Stanislas Guérini : "les autres ne pensent qu'à 2022"

Stanislas Guérini : "les autres ne pensent qu'à 2022"
Stanislas Guérini à Matignon, le 20 mai 2020.

, publié le dimanche 20 septembre 2020 à 17h30

Le délégué général de LREM s'est attaqué aux personnalités politiques de droite, trop concentrées selon lui sur l'échéance de 2022.

Xavier Bertrand, Guillaume Peltier, Marine Le Pen... depuis plusieurs jours, une échéance revient régulièrement : la présidentielle de 2022. 


"Il ne faut pas se tromper d'élection", a lancé dimanche 20 septembre Stanislas Guérini, délégué général de LREM. Il fustige les velléités qu'aurait la droite de faire des régionales "le premier tour de l'élection présidentielle".

Selon Stanislas Guérini, qui s'exprimait en visioconférence aux journées de rentrée du MoDem, "les uns et les autres au fond envisagent l'élection régionale comme le premier tour de la présidentielle, comme la primaire de leur formation politique". "Je crois que ça serait une erreur profonde que de l'envisager comme ça", a-t-il jugé.

"Là où les autres ne pensent aujourd'hui qu'à 2022, je crois profondément qu'on doit être concentré sur les semaines qui viennent, sur les points d'attention de nos concitoyens", a-t-il développé, alors que Xavier Bertrand a assumé dimanche, sur Europe 1, son ambition d'être candidat à la présidentielle de 2022.

"Porter l'intérêt général"

"Nous, nous devons porter l'intérêt général, nous devons porter l'enjeu de relance", a insisté Stanislas Guérini, soulignant que le gouvernement aura "besoin de régions"avec lesquelles il "travaillera main dans la main pour réussir" le plan de relance.

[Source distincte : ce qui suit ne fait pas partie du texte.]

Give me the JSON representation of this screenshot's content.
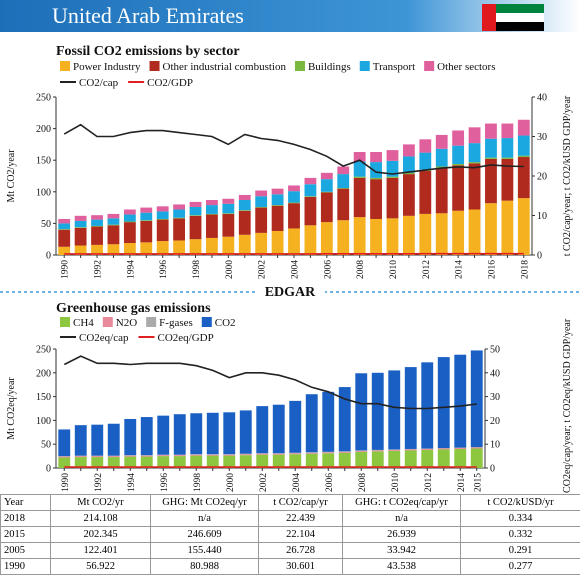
{
  "header": {
    "title": "United Arab Emirates"
  },
  "logo": "EDGAR",
  "chart_data": [
    {
      "type": "bar",
      "stacked": true,
      "title": "Fossil CO2 emissions by sector",
      "y_label": "Mt CO2/year",
      "y2_label": "t CO2/cap/year; t CO2/kUSD GDP/year",
      "categories": [
        "1990",
        null,
        "1992",
        null,
        "1994",
        null,
        "1996",
        null,
        "1998",
        null,
        "2000",
        null,
        "2002",
        null,
        "2004",
        null,
        "2006",
        null,
        "2008",
        null,
        "2010",
        null,
        "2012",
        null,
        "2014",
        null,
        "2016",
        null,
        "2018"
      ],
      "ylim": [
        0,
        250
      ],
      "yticks": [
        0,
        50,
        100,
        150,
        200,
        250
      ],
      "y2lim": [
        0,
        40
      ],
      "y2ticks": [
        0,
        10,
        20,
        30,
        40
      ],
      "series": [
        {
          "name": "Power Industry",
          "color": "#f5b120",
          "values": [
            13,
            15,
            16,
            17,
            19,
            20,
            22,
            23,
            25,
            27,
            29,
            32,
            35,
            38,
            42,
            47,
            52,
            55,
            60,
            57,
            58,
            62,
            65,
            66,
            70,
            72,
            82,
            86,
            90
          ]
        },
        {
          "name": "Other industrial combustion",
          "color": "#b02a1e",
          "values": [
            27,
            28,
            29,
            30,
            33,
            34,
            34,
            35,
            37,
            37,
            36,
            38,
            40,
            40,
            40,
            45,
            47,
            50,
            62,
            63,
            64,
            66,
            68,
            72,
            72,
            73,
            70,
            66,
            65
          ]
        },
        {
          "name": "Buildings",
          "color": "#7ab940",
          "values": [
            1,
            1,
            1,
            1,
            1,
            1,
            1,
            1,
            1,
            1,
            1,
            1,
            1,
            1,
            1,
            1,
            1,
            1,
            2,
            2,
            2,
            2,
            2,
            2,
            2,
            2,
            2,
            2,
            2
          ]
        },
        {
          "name": "Transport",
          "color": "#1ba8e0",
          "values": [
            9,
            10,
            10,
            10,
            11,
            12,
            12,
            13,
            13,
            14,
            15,
            16,
            17,
            17,
            18,
            19,
            20,
            22,
            24,
            25,
            25,
            26,
            27,
            28,
            29,
            30,
            30,
            31,
            32
          ]
        },
        {
          "name": "Other sectors",
          "color": "#e0609e",
          "values": [
            7,
            8,
            7,
            7,
            8,
            8,
            8,
            8,
            8,
            8,
            8,
            8,
            9,
            9,
            9,
            10,
            10,
            12,
            15,
            16,
            17,
            19,
            21,
            22,
            24,
            25,
            24,
            23,
            25
          ]
        },
        {
          "name": "CO2/cap",
          "color": "#222222",
          "axis": "y2",
          "values": [
            30.6,
            33,
            30,
            30,
            31,
            31.5,
            31.5,
            31,
            30.5,
            30,
            28,
            30.5,
            29.5,
            29,
            28,
            26.7,
            25,
            22.5,
            24,
            21,
            20.5,
            21,
            21.5,
            22,
            22.3,
            22.1,
            22.8,
            22.5,
            22.4
          ]
        },
        {
          "name": "CO2/GDP",
          "color": "#e02020",
          "axis": "y2",
          "values": [
            0.277,
            0.278,
            0.279,
            0.28,
            0.281,
            0.282,
            0.283,
            0.284,
            0.284,
            0.285,
            0.286,
            0.287,
            0.288,
            0.289,
            0.29,
            0.291,
            0.295,
            0.299,
            0.303,
            0.307,
            0.311,
            0.315,
            0.32,
            0.324,
            0.328,
            0.332,
            0.333,
            0.333,
            0.334
          ]
        }
      ]
    },
    {
      "type": "bar",
      "stacked": true,
      "title": "Greenhouse gas emissions",
      "y_label": "Mt CO2eq/year",
      "y2_label": "t CO2eq/cap/year; t CO2eq/kUSD GDP/year",
      "categories": [
        "1990",
        null,
        "1992",
        null,
        "1994",
        null,
        "1996",
        null,
        "1998",
        null,
        "2000",
        null,
        "2002",
        null,
        "2004",
        null,
        "2006",
        null,
        "2008",
        null,
        "2010",
        null,
        "2012",
        null,
        "2014",
        "2015"
      ],
      "ylim": [
        0,
        250
      ],
      "yticks": [
        0,
        50,
        100,
        150,
        200,
        250
      ],
      "y2lim": [
        0,
        50
      ],
      "y2ticks": [
        0,
        10,
        20,
        30,
        40,
        50
      ],
      "series": [
        {
          "name": "CH4",
          "color": "#8dc63f",
          "values": [
            22,
            23,
            23,
            23,
            24,
            24,
            25,
            25,
            26,
            26,
            26,
            27,
            28,
            28,
            29,
            30,
            31,
            32,
            34,
            35,
            36,
            37,
            38,
            39,
            40,
            41
          ]
        },
        {
          "name": "N2O",
          "color": "#e88a9a",
          "values": [
            2,
            2,
            2,
            2,
            2,
            2,
            2,
            2,
            2,
            2,
            2,
            2,
            2,
            2,
            2,
            2,
            2,
            2,
            2,
            2,
            2,
            2,
            2,
            2,
            2,
            2
          ]
        },
        {
          "name": "F-gases",
          "color": "#aaaaaa",
          "values": [
            1,
            1,
            1,
            1,
            1,
            1,
            1,
            1,
            1,
            1,
            1,
            1,
            1,
            1,
            1,
            1,
            1,
            1,
            1,
            1,
            1,
            1,
            1,
            1,
            1,
            1
          ]
        },
        {
          "name": "CO2",
          "color": "#1a5fc4",
          "values": [
            56,
            64,
            65,
            67,
            76,
            80,
            82,
            85,
            86,
            87,
            88,
            91,
            99,
            102,
            109,
            122,
            126,
            135,
            162,
            162,
            166,
            172,
            181,
            191,
            195,
            203
          ]
        },
        {
          "name": "CO2eq/cap",
          "color": "#222222",
          "axis": "y2",
          "values": [
            43.5,
            47,
            44,
            44,
            43.5,
            44,
            44,
            44,
            43,
            41,
            38,
            40,
            40,
            39,
            37,
            33.9,
            32,
            29,
            27,
            27,
            25.5,
            25,
            25,
            25.5,
            26,
            26.9
          ]
        },
        {
          "name": "CO2eq/GDP",
          "color": "#e02020",
          "axis": "y2",
          "values": [
            0.394,
            0.392,
            0.391,
            0.389,
            0.388,
            0.386,
            0.384,
            0.383,
            0.381,
            0.38,
            0.378,
            0.376,
            0.375,
            0.373,
            0.372,
            0.37,
            0.374,
            0.377,
            0.381,
            0.384,
            0.388,
            0.391,
            0.395,
            0.398,
            0.402,
            0.405
          ]
        }
      ]
    }
  ],
  "table": {
    "header": [
      "Year",
      "Mt CO2/yr",
      "GHG: Mt CO2eq/yr",
      "t CO2/cap/yr",
      "GHG: t CO2eq/cap/yr",
      "t CO2/kUSD/yr"
    ],
    "rows": [
      [
        "2018",
        "214.108",
        "n/a",
        "22.439",
        "n/a",
        "0.334"
      ],
      [
        "2015",
        "202.345",
        "246.609",
        "22.104",
        "26.939",
        "0.332"
      ],
      [
        "2005",
        "122.401",
        "155.440",
        "26.728",
        "33.942",
        "0.291"
      ],
      [
        "1990",
        "56.922",
        "80.988",
        "30.601",
        "43.538",
        "0.277"
      ]
    ]
  }
}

Le président des Hauts-de-France, qui a quitté Les Républicains en 2017, a décrit les élections régionales de mars 2021, lors desquelles il visera sa réélection, comme son "rendez-vous de la confiance". Stanislas Guérini a encore vanté la "maison commune" qu'est selon lui la majorité présidentielle à laquelle appartient le mouvement de François Bayrou.

Pour le député de Paris, "elle doit être respectueuse des sensibilités, des histoires, des spécificités de chacune des organisations qui la composeront", sans "esprit d'effacement" ni d'"enfermement". "Plus le mandat avancera, plus les échéances électorales avanceront, moins nous aurons le droit de ne pas être d'accord", a-t-il souligné.